To further enhance efficiency, MEDUSA introduces a “typical acceptance” scheme for selecting predictions. Instead of demanding exact matches with what the model would have generated token by token, it accepts predictions that are sufficiently probable. This approach balances generation speed and output quality by tolerating slight deviations.

Iterative Process

Once predictions are verified, the accepted tokens are added to the context. If MEDUSA accepts four tokens in one pass, the next prediction starts from this extended context, eliminating the need for multiple forward passes.

By combining parallel prediction, tree-based attention, and a pragmatic acceptance scheme, MEDUSA delivers efficient and high-quality text generation that outperforms traditional models in both speed and coherence.

source

Results

source

The performance improvements MEDUSA achieves are impressive. Without compromising generation quality, MEDUSA-1 achieves a 2.2× speedup over standard LLM inference. MEDUSA-2 pushes this further to 2.3–2.8× faster generation.

What’s particularly interesting is how MEDUSA performs differently across various tasks. It shows exceptional performance in coding tasks, achieving a 3.29× speedup, and data extraction tasks, reaching a 3.62× speedup. This suggests that tasks with more structured or predictable outputs benefit most from MEDUSA’s parallel prediction approach.

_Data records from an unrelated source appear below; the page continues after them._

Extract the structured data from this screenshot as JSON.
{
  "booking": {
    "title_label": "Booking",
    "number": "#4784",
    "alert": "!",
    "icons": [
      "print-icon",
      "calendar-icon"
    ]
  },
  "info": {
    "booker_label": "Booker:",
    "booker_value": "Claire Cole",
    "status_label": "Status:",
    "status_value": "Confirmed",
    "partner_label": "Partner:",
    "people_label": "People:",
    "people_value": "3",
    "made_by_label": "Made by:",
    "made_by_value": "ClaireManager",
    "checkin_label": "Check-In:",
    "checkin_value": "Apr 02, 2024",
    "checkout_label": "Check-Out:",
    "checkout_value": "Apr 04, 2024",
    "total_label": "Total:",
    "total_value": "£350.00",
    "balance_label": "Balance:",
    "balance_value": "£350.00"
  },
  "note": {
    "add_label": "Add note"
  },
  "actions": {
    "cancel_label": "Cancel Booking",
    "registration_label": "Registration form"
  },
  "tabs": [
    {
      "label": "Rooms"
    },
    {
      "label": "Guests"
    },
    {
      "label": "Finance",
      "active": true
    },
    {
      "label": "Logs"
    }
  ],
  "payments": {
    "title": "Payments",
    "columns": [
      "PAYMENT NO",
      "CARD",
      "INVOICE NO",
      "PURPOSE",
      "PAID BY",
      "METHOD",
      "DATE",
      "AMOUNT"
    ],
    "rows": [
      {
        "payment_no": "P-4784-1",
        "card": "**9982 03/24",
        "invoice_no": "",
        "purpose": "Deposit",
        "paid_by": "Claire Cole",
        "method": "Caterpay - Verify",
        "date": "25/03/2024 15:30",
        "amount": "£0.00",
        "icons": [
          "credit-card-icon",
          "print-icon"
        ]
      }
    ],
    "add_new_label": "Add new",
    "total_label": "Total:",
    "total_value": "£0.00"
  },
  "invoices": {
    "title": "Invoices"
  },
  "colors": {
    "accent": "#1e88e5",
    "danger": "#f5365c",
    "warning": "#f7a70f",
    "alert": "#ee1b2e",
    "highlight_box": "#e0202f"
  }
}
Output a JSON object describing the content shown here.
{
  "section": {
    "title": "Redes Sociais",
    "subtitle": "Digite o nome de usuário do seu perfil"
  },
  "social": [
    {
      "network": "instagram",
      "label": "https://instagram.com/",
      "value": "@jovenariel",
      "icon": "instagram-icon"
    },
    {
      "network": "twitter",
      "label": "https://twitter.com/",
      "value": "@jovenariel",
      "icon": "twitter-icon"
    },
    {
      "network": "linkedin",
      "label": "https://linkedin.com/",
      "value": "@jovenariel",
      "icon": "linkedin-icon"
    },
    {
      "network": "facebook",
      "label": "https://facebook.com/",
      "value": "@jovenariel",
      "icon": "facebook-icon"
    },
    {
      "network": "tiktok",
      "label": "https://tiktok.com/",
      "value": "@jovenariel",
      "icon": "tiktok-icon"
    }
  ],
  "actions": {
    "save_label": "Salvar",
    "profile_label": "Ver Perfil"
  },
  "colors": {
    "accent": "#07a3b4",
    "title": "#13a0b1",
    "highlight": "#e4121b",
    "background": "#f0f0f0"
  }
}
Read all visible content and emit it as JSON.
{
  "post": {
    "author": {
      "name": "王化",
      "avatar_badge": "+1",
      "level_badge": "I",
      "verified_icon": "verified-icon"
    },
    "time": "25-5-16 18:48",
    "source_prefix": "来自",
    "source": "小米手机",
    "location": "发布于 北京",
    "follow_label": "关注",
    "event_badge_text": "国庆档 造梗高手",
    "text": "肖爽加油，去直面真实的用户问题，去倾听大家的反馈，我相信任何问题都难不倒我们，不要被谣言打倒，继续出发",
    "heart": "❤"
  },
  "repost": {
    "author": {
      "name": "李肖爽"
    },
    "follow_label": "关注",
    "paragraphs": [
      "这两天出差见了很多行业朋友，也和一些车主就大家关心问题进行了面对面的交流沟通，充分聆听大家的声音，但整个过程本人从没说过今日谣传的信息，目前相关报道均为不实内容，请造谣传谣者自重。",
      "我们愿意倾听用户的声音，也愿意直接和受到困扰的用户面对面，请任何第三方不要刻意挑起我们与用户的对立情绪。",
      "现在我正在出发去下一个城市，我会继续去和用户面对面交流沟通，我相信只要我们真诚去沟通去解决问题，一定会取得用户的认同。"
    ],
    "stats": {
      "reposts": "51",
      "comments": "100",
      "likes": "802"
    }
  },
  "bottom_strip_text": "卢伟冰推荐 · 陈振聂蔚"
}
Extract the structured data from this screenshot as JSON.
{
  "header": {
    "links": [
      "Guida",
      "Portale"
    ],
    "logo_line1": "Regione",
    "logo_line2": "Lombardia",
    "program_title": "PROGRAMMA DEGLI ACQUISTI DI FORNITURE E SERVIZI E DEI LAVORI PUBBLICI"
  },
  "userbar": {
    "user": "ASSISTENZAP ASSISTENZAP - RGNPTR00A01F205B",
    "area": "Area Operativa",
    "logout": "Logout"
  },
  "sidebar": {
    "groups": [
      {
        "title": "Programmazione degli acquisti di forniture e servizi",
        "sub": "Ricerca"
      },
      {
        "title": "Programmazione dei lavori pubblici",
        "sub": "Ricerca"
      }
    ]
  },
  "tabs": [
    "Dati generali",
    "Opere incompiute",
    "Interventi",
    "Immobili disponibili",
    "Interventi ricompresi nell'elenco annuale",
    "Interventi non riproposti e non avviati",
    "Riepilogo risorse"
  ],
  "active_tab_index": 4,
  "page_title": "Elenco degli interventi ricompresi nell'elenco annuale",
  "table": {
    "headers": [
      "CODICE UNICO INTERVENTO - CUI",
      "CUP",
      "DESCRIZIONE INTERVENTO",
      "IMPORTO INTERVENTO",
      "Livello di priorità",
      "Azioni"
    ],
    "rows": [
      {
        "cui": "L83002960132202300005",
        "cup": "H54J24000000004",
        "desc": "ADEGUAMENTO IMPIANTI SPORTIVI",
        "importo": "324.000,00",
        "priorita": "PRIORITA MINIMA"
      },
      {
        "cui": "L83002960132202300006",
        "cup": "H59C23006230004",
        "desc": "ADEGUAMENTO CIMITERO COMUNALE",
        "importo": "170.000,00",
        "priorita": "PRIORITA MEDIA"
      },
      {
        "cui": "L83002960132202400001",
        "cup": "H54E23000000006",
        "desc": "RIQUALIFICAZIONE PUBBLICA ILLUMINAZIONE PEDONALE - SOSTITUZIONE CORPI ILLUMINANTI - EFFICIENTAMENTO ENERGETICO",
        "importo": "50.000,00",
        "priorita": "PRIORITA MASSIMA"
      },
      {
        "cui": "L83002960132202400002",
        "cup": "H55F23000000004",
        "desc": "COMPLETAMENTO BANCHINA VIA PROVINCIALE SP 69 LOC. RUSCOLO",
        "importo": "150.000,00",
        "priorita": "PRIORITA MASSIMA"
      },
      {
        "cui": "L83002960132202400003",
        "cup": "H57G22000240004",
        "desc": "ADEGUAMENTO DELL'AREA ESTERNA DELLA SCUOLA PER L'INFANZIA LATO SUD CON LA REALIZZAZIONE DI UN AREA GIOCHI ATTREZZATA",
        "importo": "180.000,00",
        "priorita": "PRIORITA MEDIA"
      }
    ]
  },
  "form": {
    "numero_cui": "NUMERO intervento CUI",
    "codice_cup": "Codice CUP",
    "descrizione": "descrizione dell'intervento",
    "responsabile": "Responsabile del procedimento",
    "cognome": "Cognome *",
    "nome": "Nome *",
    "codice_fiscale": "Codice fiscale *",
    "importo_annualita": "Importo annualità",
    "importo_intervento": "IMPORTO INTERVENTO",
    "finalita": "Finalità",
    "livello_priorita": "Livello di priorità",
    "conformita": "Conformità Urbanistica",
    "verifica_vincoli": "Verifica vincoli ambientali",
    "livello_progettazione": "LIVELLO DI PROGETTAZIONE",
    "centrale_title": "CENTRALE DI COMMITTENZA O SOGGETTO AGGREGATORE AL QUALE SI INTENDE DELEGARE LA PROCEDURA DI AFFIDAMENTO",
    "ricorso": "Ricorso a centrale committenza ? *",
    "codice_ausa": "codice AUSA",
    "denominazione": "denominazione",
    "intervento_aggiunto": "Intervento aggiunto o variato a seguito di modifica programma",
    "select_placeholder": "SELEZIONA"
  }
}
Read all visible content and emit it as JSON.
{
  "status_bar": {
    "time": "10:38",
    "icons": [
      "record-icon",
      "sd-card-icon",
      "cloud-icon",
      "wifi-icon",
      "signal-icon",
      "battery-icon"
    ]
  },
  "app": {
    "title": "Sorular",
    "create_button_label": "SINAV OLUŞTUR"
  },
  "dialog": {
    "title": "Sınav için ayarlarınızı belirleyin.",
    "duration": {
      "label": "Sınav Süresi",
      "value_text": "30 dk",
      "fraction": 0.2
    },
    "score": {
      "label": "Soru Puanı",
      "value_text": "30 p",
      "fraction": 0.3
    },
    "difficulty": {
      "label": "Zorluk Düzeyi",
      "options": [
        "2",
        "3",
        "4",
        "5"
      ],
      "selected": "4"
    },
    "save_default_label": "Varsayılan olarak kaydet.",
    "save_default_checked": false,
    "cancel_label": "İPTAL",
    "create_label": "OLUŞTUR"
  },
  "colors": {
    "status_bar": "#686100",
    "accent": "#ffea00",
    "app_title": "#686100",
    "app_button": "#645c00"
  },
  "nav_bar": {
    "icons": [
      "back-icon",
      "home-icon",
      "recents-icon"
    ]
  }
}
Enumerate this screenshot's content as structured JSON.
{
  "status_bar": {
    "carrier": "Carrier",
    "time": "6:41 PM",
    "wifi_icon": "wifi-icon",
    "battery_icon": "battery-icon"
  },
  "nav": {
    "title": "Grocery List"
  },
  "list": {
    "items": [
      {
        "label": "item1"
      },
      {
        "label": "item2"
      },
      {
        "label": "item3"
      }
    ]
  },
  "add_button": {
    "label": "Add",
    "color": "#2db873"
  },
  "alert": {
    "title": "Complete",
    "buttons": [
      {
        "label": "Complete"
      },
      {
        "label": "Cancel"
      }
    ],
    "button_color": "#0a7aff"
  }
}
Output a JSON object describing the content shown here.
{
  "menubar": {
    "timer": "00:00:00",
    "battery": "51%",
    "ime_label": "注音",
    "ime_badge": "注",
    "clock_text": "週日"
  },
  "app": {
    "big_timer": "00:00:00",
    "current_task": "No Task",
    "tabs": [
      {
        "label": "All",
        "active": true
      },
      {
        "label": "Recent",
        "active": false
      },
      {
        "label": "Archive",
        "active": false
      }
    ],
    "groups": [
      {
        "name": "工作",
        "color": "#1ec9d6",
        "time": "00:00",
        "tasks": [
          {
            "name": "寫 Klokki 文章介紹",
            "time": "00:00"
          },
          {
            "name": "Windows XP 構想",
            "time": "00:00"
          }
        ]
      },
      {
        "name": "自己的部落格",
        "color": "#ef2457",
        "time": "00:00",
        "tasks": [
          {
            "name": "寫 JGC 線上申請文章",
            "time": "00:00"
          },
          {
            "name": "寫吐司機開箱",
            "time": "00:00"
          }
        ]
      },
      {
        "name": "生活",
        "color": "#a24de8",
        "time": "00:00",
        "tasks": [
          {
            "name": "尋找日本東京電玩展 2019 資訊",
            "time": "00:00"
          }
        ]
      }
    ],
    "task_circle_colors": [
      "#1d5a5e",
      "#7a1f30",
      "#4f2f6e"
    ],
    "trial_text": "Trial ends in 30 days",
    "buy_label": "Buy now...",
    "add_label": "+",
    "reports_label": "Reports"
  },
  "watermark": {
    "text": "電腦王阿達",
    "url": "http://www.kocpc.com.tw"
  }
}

The results are especially impressive considering that these improvements come without requiring a separate draft model. This means simpler deployment, less memory usage, and easier integration into existing systems. The paper demonstrates these speedups across different model sizes, from 7B to 33B parameters, showing MEDUSA’s scalability.

Most importantly, these speed improvements come without sacrificing generation quality. The paper shows comparable or even slightly improved quality scores on benchmark tests, suggesting that MEDUSA’s parallel prediction approach might actually help the model maintain better coherence across longer sequences of text.